Salesforceが「Agentforce 360」を発表:企業AI競争が激化
Salesforceは、企業向けAIエージェントプラットフォームの最新バージョン「Agentforce 360」を発表しました。これは、企業がAIソフトウェアを導入する上で、ますます競争が激化する市場において顧客を惹きつけるための動きです。同社は、10月14日に開幕する年次顧客会議「Dreamforce」に先立ち、この新プラットフォームを公開しました。
「Agentforce 360」の主要機能
「Agentforce 360」には、AIエージェントにテキストを通じて指示を与える新しい方法、エージェントを構築・展開するための新しいプラットフォーム、そしてメッセージングアプリSlack向けの新しいインフラストラクチャなどが含まれています。
- Agent Script:11月にベータ版がリリースされるこのAIエージェントプロンプトツールは、AIエージェントをより柔軟にし、「if/then」の状況により適切に対応できるようにプログラムする機能を提供します。これにより、顧客からの質問のような厳密でない状況でも、AIエージェントをより予測可能にプログラムすることが可能になります。ユーザーは、パターンに基づいて応答するのではなく、応答する前に「考える」と主張する「推論」モデルを活用できます。これらの「推論」エージェントは、Anthropic、OpenAI、そしてGoogle Geminiによって提供されています。AIエージェントが自律的に「推論」し、意思決定を行う能力は、その行動の予測可能性と制御がセキュリティ上極めて重要であることを示唆しています。不適切な設計や悪用は、予期せぬ結果やセキュリティリスクを引き起こす可能性があります。

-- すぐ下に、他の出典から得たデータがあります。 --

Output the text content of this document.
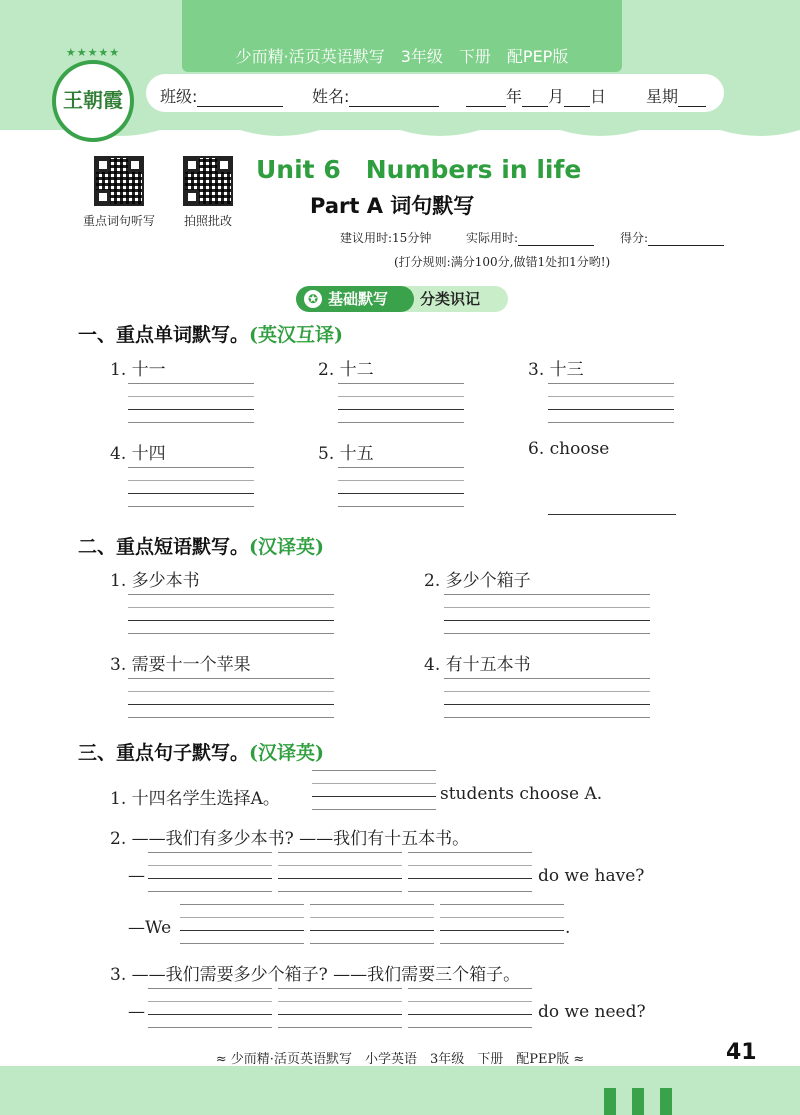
少而精·活页英语默写　3年级　下册　配PEP版
班级:	姓名:	年 月 日 星期
★★★★★
王朝霞
重点词句听写	拍照批改
Unit 6　Numbers in life
Part A 词句默写
建议用时:15分钟	实际用时:	得分:
(打分规则:满分100分,做错1处扣1分哟!)
分类识记
基础默写
✪
一、重点单词默写。(英汉互译)
1. 十一	2. 十二	3. 十三
4. 十四	5. 十五	6. choose
二、重点短语默写。(汉译英)
1. 多少本书	2. 多少个箱子
3. 需要十一个苹果	4. 有十五本书
三、重点句子默写。(汉译英)
1. 十四名学生选择A。	students choose A.
2. ——我们有多少本书? ——我们有十五本书。
—	do we have?
—We	.
3. ——我们需要多少个箱子? ——我们需要三个箱子。
—	do we need?
≈ 少而精·活页英语默写　小学英语　3年级　下册　配PEP版 ≈	41
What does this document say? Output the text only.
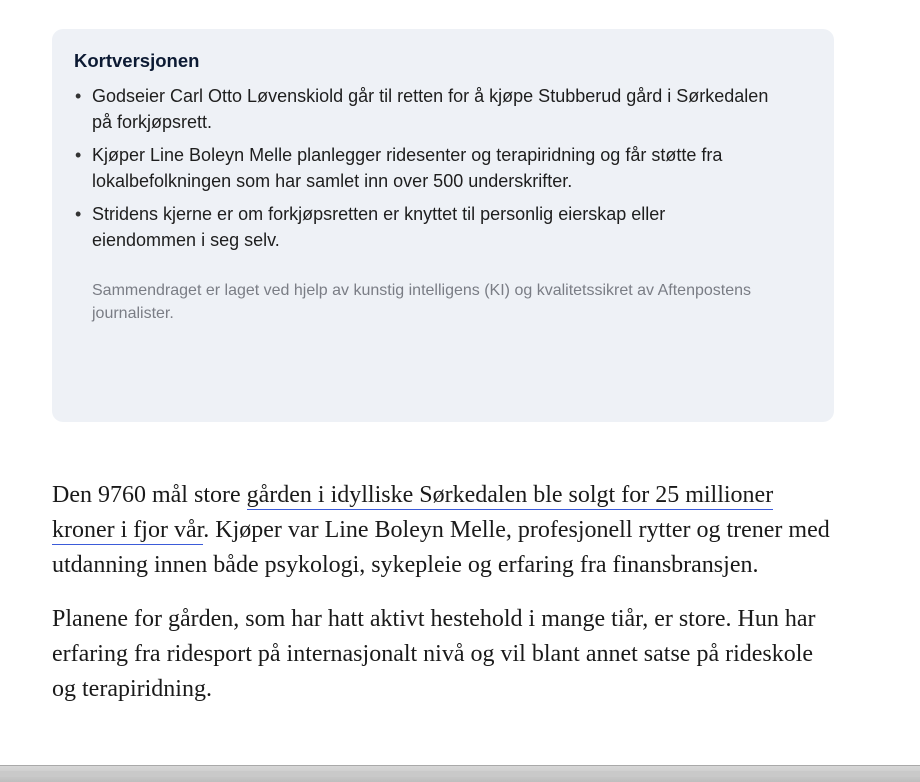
Kortversjonen
• Godseier Carl Otto Løvenskiold går til retten for å kjøpe Stubberud gård i Sørkedalen på forkjøpsrett.
• Kjøper Line Boleyn Melle planlegger ridesenter og terapiridning og får støtte fra lokalbefolkningen som har samlet inn over 500 underskrifter.
• Stridens kjerne er om forkjøpsretten er knyttet til personlig eierskap eller eiendommen i seg selv.
Sammendraget er laget ved hjelp av kunstig intelligens (KI) og kvalitetssikret av Aftenpostens journalister.

Den 9760 mål store gården i idylliske Sørkedalen ble solgt for 25 millioner kroner i fjor vår. Kjøper var Line Boleyn Melle, profesjonell rytter og trener med utdanning innen både psykologi, sykepleie og erfaring fra finansbransjen.

Planene for gården, som har hatt aktivt hestehold i mange tiår, er store. Hun har erfaring fra ridesport på internasjonalt nivå og vil blant annet satse på rideskole og terapiridning.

- Agentforce Builder:同じく11月にベータ版がリリースされるこの新しいエージェント構築ツールは、AIエージェントの構築、テスト、展開を一元的に行えるようにします。これには、今月初めに発表された企業向けアプリの「雰囲気」コーディングツール「Agentforce Vibes」も含まれています。
- Slackとの統合強化:Salesforceは、AgentforceとSlackの間のより広範な統合も発表しました。Agentforce Sales、IT、HRなどのコアアプリは、今月からSlack内で直接利用可能になり、2026年初頭にかけてさらに拡大する予定です。Slackは、ユーザーについて学習し、洞察や提案を提供する、よりパーソナライズされたAIエージェントとなることを意図したSlackbotチャットボットの新しいバージョンを試験運用しています。Salesforceは、将来的にSlackを企業検索ツールとして機能させることも目指しており、2026年初頭にはGmail、Outlook、Dropboxなどのプラットフォームとのコネクタを立ち上げる計画です。AIエージェントがSlackを介して企業の機密データ(メール、ファイルなど)にアクセスできるようになるため、データプライバシー、アクセス制御、および潜在的なデータ漏洩に対する厳格なセキュリティ対策が不可欠となります。
激化する企業AI市場の競争
Salesforceのこの最新アップデートは、企業AI市場にとって興味深い時期に発表されました。企業は顧客向けにAI機能をリリースし続けていますが、これらのツールの投資収益率(ROI)を実感するのに苦労しています。先週、GoogleはFigma、Klarna、Virgin Voyagesなどを初期顧客とする企業向けAIエージェント構築ツールスイート「Gemini Enterprise」を発表しました。Anthropicも、コンサルティング大手Deloitteとの契約を締結し、そのClaudeチャットボットをDeloitteの50万人のグローバル従業員に提供するなど、企業向け製品「Claude Enterprise」で牽引力を示し始めています。Anthropicは翌日、IBMとの戦略的パートナーシップも発表しています。
Salesforceは、Agentforceが12,000社の顧客を抱えていると主張しており、これはAgentforceのプレスリリースによると競合他社よりも大幅に多い数字です。Agentforce 360のアップグレードの初期パイロット顧客には、Lennar、Adecco、Pearsonが含まれています。
セキュリティと導入への課題
しかし、最近のMITの研究では、企業AIパイロットの95%が本番環境に到達する前に失敗しており、企業はこれらのAIツールへの支出を正当化するのに依然として苦労していることが明らかになっています。これは、AI技術の導入における技術的、運用的な課題だけでなく、セキュリティ面での懸念や適切なリスク評価の欠如が、プロジェクトの失敗に繋がる可能性を示唆しています。企業は、AIエージェントが扱うデータの機密性、アクセス権限、そして潜在的な脆弱性について、導入前に徹底的な評価を行う必要があります。